PETER G. SHERIDAN, District Judge.
This matter having come before the Court on the appeal Plaintiff, Michael Hoffman of the Commissioner of Social Security's final decision denying him continued disability insurance benefits; and the Court having reviewed the briefs and having heard oral argument on the matter on January 13, 2015.
The Administrative Law Judge ("ALJ") in this matter found that Plaintiff was disabled from October 20, 2006 through October 21, 2010, but after that date a "medical improvement occurred that is related to the ability to work." Where there is a medical improvement alleged, the ALJ must follow an additional eight step evaluation. (20 CFR 404.159) as the ALJ sets forth in his decision. (T. 49-50).
The ALJ conducted a fair and reasonable hearing but there are two issues which were not adequately explained in his decision. (T. 46-57).
First, the ALJ indicates that as of October 22, 2010 there was no longer any "evidence of nerve root compression or positive straight leg raising." (T. 53). The ALJ noted "Dr. Levine reported on June 24, 2010 that the claimant had negative straight leg raising, 5/5 strength in his lower extremity with largely improved leg and back pain." Despite that finding, the Court cannot comport that finding with Dr. Levine's September 30, 2010 report.

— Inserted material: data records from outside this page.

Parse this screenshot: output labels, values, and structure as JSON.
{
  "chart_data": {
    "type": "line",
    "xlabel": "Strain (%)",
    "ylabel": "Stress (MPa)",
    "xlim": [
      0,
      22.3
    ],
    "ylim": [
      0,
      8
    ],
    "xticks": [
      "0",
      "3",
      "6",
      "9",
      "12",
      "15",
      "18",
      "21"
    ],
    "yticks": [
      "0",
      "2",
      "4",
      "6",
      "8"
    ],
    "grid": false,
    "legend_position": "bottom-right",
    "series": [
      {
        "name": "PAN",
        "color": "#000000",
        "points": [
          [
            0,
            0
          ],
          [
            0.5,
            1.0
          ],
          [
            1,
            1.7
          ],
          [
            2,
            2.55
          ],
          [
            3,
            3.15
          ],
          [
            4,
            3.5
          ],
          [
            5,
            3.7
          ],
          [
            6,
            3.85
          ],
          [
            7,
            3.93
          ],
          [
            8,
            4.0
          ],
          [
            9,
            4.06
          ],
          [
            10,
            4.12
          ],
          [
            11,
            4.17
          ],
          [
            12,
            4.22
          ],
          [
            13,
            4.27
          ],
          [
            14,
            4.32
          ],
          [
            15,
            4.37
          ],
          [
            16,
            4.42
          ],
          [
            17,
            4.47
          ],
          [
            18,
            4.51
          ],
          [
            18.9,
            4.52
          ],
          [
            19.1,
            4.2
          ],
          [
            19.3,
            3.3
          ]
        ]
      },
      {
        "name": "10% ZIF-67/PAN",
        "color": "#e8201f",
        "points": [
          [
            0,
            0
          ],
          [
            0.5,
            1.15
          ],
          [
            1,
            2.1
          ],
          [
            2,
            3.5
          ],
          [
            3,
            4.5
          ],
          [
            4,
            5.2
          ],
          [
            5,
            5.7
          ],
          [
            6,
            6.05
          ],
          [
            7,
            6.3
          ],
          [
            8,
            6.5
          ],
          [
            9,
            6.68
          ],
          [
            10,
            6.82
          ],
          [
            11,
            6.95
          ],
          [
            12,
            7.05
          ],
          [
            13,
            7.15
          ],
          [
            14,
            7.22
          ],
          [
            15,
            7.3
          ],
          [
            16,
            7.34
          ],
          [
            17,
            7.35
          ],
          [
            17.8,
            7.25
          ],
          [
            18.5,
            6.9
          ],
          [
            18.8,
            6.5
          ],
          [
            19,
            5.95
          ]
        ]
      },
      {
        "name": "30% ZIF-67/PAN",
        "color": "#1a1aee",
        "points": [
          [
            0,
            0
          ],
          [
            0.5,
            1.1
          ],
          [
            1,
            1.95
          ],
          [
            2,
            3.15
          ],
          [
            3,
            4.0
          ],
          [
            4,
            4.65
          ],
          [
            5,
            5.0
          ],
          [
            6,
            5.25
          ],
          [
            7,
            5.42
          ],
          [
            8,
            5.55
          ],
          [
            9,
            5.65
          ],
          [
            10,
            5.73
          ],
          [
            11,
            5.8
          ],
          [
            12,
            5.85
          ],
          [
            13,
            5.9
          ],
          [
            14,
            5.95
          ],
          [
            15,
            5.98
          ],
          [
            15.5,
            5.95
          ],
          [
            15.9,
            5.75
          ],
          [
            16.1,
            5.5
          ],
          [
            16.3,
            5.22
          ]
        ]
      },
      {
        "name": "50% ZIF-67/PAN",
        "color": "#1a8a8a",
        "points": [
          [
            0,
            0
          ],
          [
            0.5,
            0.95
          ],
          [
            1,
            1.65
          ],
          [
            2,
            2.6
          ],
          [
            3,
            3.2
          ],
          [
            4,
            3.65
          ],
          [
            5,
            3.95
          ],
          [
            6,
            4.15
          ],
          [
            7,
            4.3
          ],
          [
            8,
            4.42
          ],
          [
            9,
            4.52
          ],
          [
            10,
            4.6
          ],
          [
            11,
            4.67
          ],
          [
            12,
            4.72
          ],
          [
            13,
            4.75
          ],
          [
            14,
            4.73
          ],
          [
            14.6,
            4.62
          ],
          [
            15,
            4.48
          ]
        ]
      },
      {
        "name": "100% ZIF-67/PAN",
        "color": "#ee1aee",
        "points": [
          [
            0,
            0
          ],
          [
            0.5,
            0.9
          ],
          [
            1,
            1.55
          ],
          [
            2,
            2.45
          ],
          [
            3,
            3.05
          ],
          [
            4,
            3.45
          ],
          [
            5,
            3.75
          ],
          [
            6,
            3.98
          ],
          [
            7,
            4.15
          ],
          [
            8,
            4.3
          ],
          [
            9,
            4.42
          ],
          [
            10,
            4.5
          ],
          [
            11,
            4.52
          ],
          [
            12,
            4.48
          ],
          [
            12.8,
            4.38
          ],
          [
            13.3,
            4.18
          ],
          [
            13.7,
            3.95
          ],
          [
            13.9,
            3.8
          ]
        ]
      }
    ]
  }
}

In his report, Dr. Levine discussed "several options regarding revision surgery for [Hoffman's] pain." Dr. Levine noted:
A cardinal principle guiding disability eligibility determinations is that the AU accord treating physicians' reports great weight, especially "when their opinions reflect expert judgment based on a continuing observation of the patient's condition over a prolonged period of time." Flurniner v. Apfel, 186 F.3d 422, 427 (3d Cir. Pa. 1999) (quoting Rocco v. Heckler, 826 F.2d 1348, 1350 (3d Cir. 1987)); Morales v. Apfel, 225 F.3d 310, 316 (3d Cir. Pa. 2000). Dr. Levine notes that more surgery may be required, plaintiff must continue his pain management regiment, but also that "none of the options are necessarily with any great statistical chance of helping his current discomfort." The ALJ must review this evidence and explain how this opinion of Plaintiffs treating physician is consistent with a showing of medical improvement. The second issue concerns the vocational expert's opinion that Plaintiff could perform certain types of sedentary work such as "bench assembler", "inserter" and "surveillance system monitor." (T. 79). The ALJ's hypothetical question does not mention Dr. Levine's opinion concerning Plaintiffs ongoing pain, or Plaintiffs use of narcotics on an everyday basis. To the Court, this factor may impact the types and amount of substantial gainful work, if any, Plaintiff can reasonably qualify for and successfully perform.
IT IS on this 4th day of February, 2015;
ORDERED that based on the above, the matter is remanded for further factual findings and conclusions of law consistent with this opinion.